Looking at the 2021 Mets Payroll

By this time in past off-seasons, I would have been on like my fifth Mets payroll check already. Under Steve Cohen, the payroll seems less important. But I figured I would do my first now just to see how things are shaping up.

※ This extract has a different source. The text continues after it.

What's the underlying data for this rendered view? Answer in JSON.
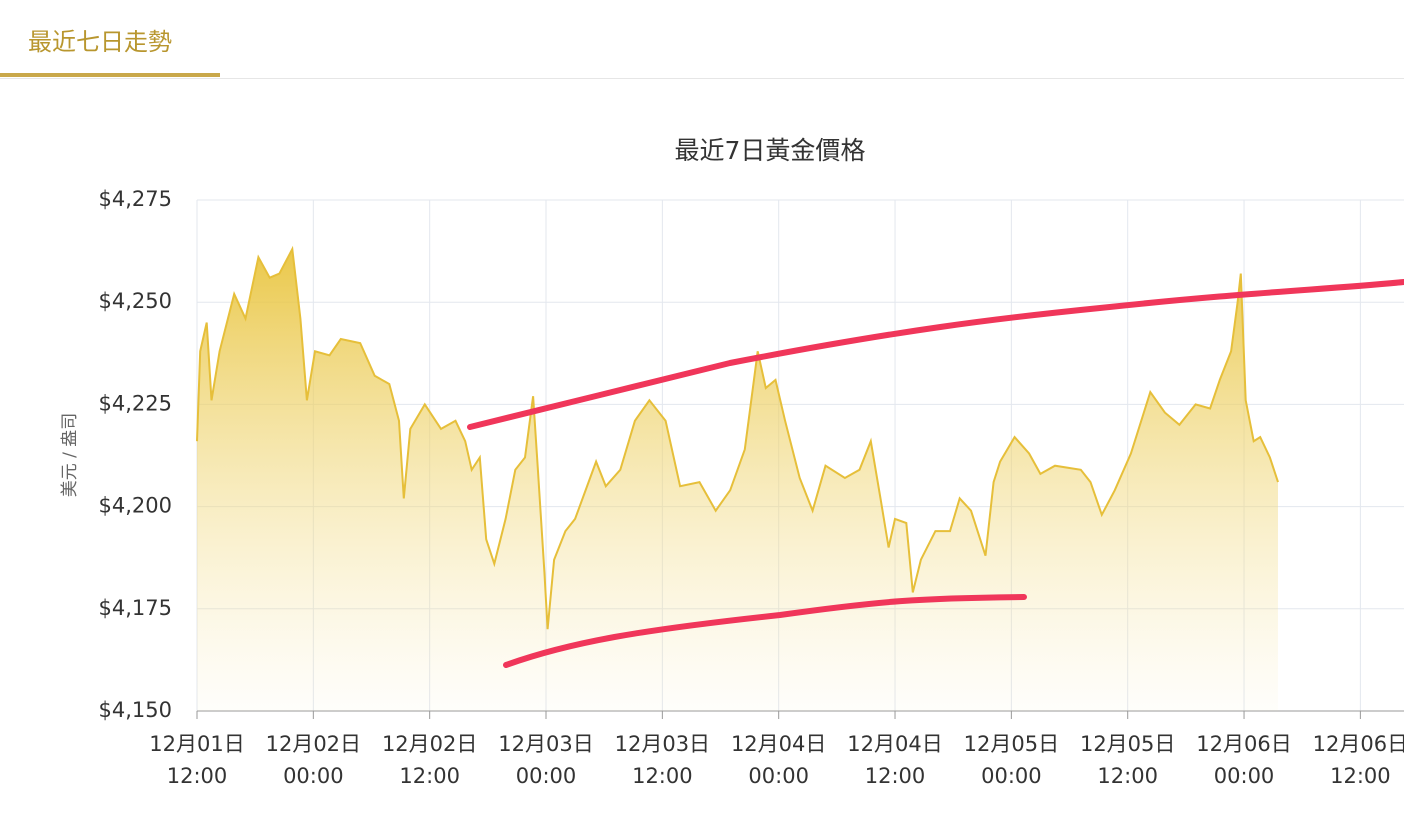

Jacob deGrom: $36,000,000 (actual)
Noah Syndergaard: $9,700,000 (actual)
Steven Matz: $5,200,000 (actual)
Marcus Stroman: $18,900,000 (actual)
Carlos Carrasco: $12,000,000 (actual)
David Peterson: $600,000 (estimate)

Jeurys Familia: $11,666,667 (actual)
Trevor May: $7,750,000 (actual)
Robert Gsellman: $1,500,000 (est)
Seth Lugo: $3,000,000 (est)
Edwin Diaz: $6,000,000 (est)
Brad Brach: $2,075,000 (actual)
Dellin Betances: $6,000,000 (actual)
Miguel Castro: $2,000,000 (est)
Sam McWilliams: $750,000 (actual)
Jacob Barnes: $750,000 (actual)

James McCann: $8,150,000 (actual)
Tomas Nido: $600,000 (est)

Pete Alonso: $600,000 (est)
J.D. Davis: $600,000 (est)
Jeff McNeil: $600,000 (est)
Francisco Lindor: $20,000,000 (est)
Luis Guillorme: $600,000 (est)

Michael Conforto: $12,000,000 (est)
Brandon Nimmo: $4,000,000 (est)
Dominic Smith: $2,000,000 (est)
Guillermo Heredia: $1,000,000 (actual)

So by my count, the Mets have $119,941,667 committed in actual salaries, and an estimated $54,100,000 for arbitration and pre-arbitration players, for a grand total of $174,041,667. That was enough to make the Wilpons blanch. Not the Monopoly Man, aka Rich Uncle Pennybags (look it up; I did!), aka Steve Cohen. But apparently Cohen does not want to go over the luxury tax threshold, which is $210 million. So that leaves roughly $36 million left to spend, which means George Springer and his expected $25 million or so salary would fit right in (yes, I know the luxury tax calculation includes the 40-man roster and such things as insurance and whatnot, but I don’t want to get into that right now). The point is, there is room to improve the team even more, even after today’s Lindor/Carrasco blockbuster. Yes, this is shaping up to be a good time to be a Mets fan.